Source: Commonwealth Bank of Australia
Commonwealth Bank (CBA) today filed our response to the civil proceedings commenced by AUSTRAC on 3 August 2017.
In our response filed today, we contest a number of allegations but admit others, including the allegations relating to the late submission of 53,506 threshold transaction reports (TTRs), which were all caused by the same single systems-related error.
The Defence focuses on key factual and legal matters in the claim. CBA confirms that in our Defence we:
• agree that we were late in filing 53,506 TTRs, which all resulted from the same systems-related error, representing 2.3% of TTRs reported by CBA to AUSTRAC between 2012 and 2015;
• agree that we did not adequately adhere to risk assessment requirements for Intelligent Deposit Machines (IDMs) - but do not accept that this amounted to eight separate contraventions - and agree we did not adhere to all our transaction monitoring requirements in relation to certain affected accounts;
• admit 91 (in whole or in part) but deny a further 83 of the allegations concerning suspicious matter reports (SMRs);
• admit 52 (in whole or in part) but deny a further 19 allegations concerning ongoing customer due diligence requirements.
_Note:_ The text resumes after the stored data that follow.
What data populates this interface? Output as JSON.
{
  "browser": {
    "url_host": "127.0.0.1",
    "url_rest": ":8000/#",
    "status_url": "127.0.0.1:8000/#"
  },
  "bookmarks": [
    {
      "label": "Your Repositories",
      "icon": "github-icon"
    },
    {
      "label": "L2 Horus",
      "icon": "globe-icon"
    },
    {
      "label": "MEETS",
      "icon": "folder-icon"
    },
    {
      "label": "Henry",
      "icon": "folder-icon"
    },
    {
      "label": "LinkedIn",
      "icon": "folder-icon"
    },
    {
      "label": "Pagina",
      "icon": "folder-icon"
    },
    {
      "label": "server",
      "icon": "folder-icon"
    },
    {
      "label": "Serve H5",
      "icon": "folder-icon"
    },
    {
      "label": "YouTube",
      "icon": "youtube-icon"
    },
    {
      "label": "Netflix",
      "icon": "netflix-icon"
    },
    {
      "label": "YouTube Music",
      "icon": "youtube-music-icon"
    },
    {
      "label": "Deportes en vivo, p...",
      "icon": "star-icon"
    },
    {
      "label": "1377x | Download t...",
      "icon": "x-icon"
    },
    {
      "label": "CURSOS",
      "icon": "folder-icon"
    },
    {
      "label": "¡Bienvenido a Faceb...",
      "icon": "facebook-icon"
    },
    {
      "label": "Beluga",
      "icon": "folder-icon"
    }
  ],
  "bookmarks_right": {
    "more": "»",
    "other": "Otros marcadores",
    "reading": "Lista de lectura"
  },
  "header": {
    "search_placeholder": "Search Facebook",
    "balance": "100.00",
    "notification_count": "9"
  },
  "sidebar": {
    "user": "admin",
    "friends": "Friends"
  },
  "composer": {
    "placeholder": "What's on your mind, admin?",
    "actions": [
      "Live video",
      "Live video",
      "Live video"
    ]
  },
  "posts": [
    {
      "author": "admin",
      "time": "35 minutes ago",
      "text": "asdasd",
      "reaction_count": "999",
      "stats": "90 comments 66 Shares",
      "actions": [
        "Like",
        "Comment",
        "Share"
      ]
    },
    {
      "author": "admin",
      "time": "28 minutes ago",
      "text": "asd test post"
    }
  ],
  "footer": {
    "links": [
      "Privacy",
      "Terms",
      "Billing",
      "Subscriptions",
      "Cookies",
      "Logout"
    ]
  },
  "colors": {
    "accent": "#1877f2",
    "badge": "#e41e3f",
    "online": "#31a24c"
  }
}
Further detail can be found in CBA’s Concise Statement in Response.
We continue to fully cooperate with AUSTRAC in relation to our obligations under the Anti-Money Laundering and Counter-Terrorism Financing Act 2006 (Cth) (AML/CTF Act) and respect its role as a regulator. The nature of the regime involves continuous liaison and collaboration with the regulator as risks are identified. As such we are in an ongoing process of sharing information with the regulator.
AUSTRAC has indicated that it proposes to file an amended statement of claim containing additional alleged contraventions. If an amended claim is served on us, we expect the court would set a timetable for CBA to file an amended defence. We will provide market updates as appropriate.
We take our anti-money laundering and counter-terrorism financing (AML/CTF) obligations extremely seriously. We deeply regret any failure to comply with these obligations. CBA is accountable for those deficiencies.
We understand that as a bank we play a key role in law enforcement. AUSTRAC’s former CEO has publicly acknowledged our contribution in this regard. We have invested heavily in seeking to fulfil the crucial role we play. CBA has spent more than $400 million on AML/CTF compliance over the past eight years. We will continue to invest heavily in our systems relating to financial crimes thereby supporting law enforcement in detecting and disrupting financial crime.
During the period of the claim, CBA submitted more than 36,000 SMRs, including 140 in relation to the syndicates and individuals referred to in AUSTRAC’s claim.
In the same period we submitted more than 17 million reports in aggregate, including SMRs, TTRs and in respect of international funds transfer instructions. CBA will submit over 4 million reports to AUSTRAC in this year alone.
CBA also responds to large numbers of law enforcement requests for assistance each year, including approximately 20,000 requests this year. Some of the information provided directly resulted in disrupting money laundering and terrorism financing activity and prosecuting individuals.
Any penalty imposed by the Court as a result of the mistakes we have made will be determined in accordance with established penalty principles. For example, the Court may consider whether any contraventions arise out of the same course of conduct and will assess the appropriate penalty for that conduct accordingly, as it recently did in the Tabcorp decision.
CBA’s submissions at trial will also highlight steps that we have taken since 2015 as part of our Program of Action to strengthen and improve our financial crimes compliance.
Program of Action
CBA has made significant progress in strengthening our policies, processes and systems relating to its obligations under the AML/CTF Act through our Program of Action. While this is a continuing process of improvement, progress achieved since the issues concerning TTRs associated with IDMs were first identified and rectified in late 2015, includes:
• Boosting AML/CTF capability and reporting by hiring additional financial crime operations, compliance and risk professionals. As at 30 June 2017, before the claim was filed, CBA employed over 260 professionals dedicated to financial crimes operations, compliance and risk.
• Strengthening our Know Your Customer processes with the establishment in 2016 of a specialist hub providing consistent and high-quality on-boarding of customers, at a cost of more than $85 million.
• Launching an upgraded financial crime technology platform used to monitor accounts and transactions for suspicious activity.
• Adding new controls such as using enhanced digital electronic customer verification processes to supplement face-to-face identification to reduce the risk of document fraud.
The Program of Action has also addressed issues that AUSTRAC alleges were ongoing contraventions in its claim. For example, CBA recently introduced daily limits for IDMs deposits for CBA cards associated with a personal account. We understand CBA is the first major Australian bank to implement a control of this type.
CBA is committed to continuing to strengthen our financial crimes compliance and to working closely with regulators across all jurisdictions in which we operate to fight financial crime.